So, I was home visiting, and he pops in to say “Let’s go computer shopping.” Are there four more beautiful words? The Apple Store is almost an hour away, and he doesn’t drive more than 15 minutes for anything he can get closer, so we went to CompUSA.
It was a funny trip. We went right to the 20″ Core Duo iMac. There was a young couple looking at the same machine. I could tell the salesperson wasn’t giving them coherent answers, so I started to walk the crowd through iLife, the Dock, etc. We both ended up walking out with a new machine.
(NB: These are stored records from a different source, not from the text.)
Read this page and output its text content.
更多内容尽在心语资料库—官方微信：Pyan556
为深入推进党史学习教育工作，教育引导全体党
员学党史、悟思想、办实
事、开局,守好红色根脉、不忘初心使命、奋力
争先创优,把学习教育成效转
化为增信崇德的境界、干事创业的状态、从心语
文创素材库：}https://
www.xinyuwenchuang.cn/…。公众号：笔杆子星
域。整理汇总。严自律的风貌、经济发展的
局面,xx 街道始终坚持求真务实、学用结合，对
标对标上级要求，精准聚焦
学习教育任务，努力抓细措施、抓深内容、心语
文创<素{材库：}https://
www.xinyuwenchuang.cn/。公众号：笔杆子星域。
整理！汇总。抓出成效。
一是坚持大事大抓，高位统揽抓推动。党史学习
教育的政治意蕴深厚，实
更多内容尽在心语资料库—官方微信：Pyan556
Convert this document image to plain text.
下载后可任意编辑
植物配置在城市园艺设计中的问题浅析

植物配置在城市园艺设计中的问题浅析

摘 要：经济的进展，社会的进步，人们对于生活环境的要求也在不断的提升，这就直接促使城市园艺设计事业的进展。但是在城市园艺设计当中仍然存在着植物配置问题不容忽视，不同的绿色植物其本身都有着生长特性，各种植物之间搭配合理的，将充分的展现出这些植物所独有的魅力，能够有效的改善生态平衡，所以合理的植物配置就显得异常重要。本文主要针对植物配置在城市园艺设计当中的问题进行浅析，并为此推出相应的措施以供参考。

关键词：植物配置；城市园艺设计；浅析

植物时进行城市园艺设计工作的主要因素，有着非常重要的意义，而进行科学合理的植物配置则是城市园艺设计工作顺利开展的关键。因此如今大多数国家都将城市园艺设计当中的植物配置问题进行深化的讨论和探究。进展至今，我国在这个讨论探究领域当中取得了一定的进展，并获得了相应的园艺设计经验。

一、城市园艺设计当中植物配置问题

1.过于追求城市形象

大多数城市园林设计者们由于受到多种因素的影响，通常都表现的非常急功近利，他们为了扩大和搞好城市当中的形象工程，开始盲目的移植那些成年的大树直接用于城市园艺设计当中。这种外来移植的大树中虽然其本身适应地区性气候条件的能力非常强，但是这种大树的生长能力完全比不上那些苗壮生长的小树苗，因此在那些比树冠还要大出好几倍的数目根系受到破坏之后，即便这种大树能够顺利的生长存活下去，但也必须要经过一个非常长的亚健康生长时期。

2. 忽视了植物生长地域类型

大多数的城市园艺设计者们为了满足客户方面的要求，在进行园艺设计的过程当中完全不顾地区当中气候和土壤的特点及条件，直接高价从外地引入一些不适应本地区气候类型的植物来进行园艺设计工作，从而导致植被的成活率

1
Why did he resist so long? He was worried about compatibility with his productivity apps at work. Not the accounting software, but Word, Excel, Internet Explorer. Ridiculous, right? Maybe not. I think that, in marketing itself as an ‘Us vs. Them’ company, Apple has posited itself on the outside. That scares off my father.
Why is Apple so worried about proving it is better than a PC, unless it isn’t? he asks himself. I’ve often heard market share comparisons between Apple and BMW. Can you imagine BMW advertising that they are better than Ford? Of course not. BMW starts from the position that they are The Ultimate Driving Machine, and their real competitors, Mercedes and the rest, do the same. Apple needs to position itself as The Ultimate Computing Machine. Stop highlighting the differences.
I’m not suggesting that Apple focus on the similarities either. Just show the machines. Show people using the machines. Show a café filled with tiny white and long silver monitors, their apple logos glowing. Show Grandma printing out a picture of her grandkids to take with her to bingo. In other words, show people driving the beautiful machine, and show them driving fast, and show how much they love to drive.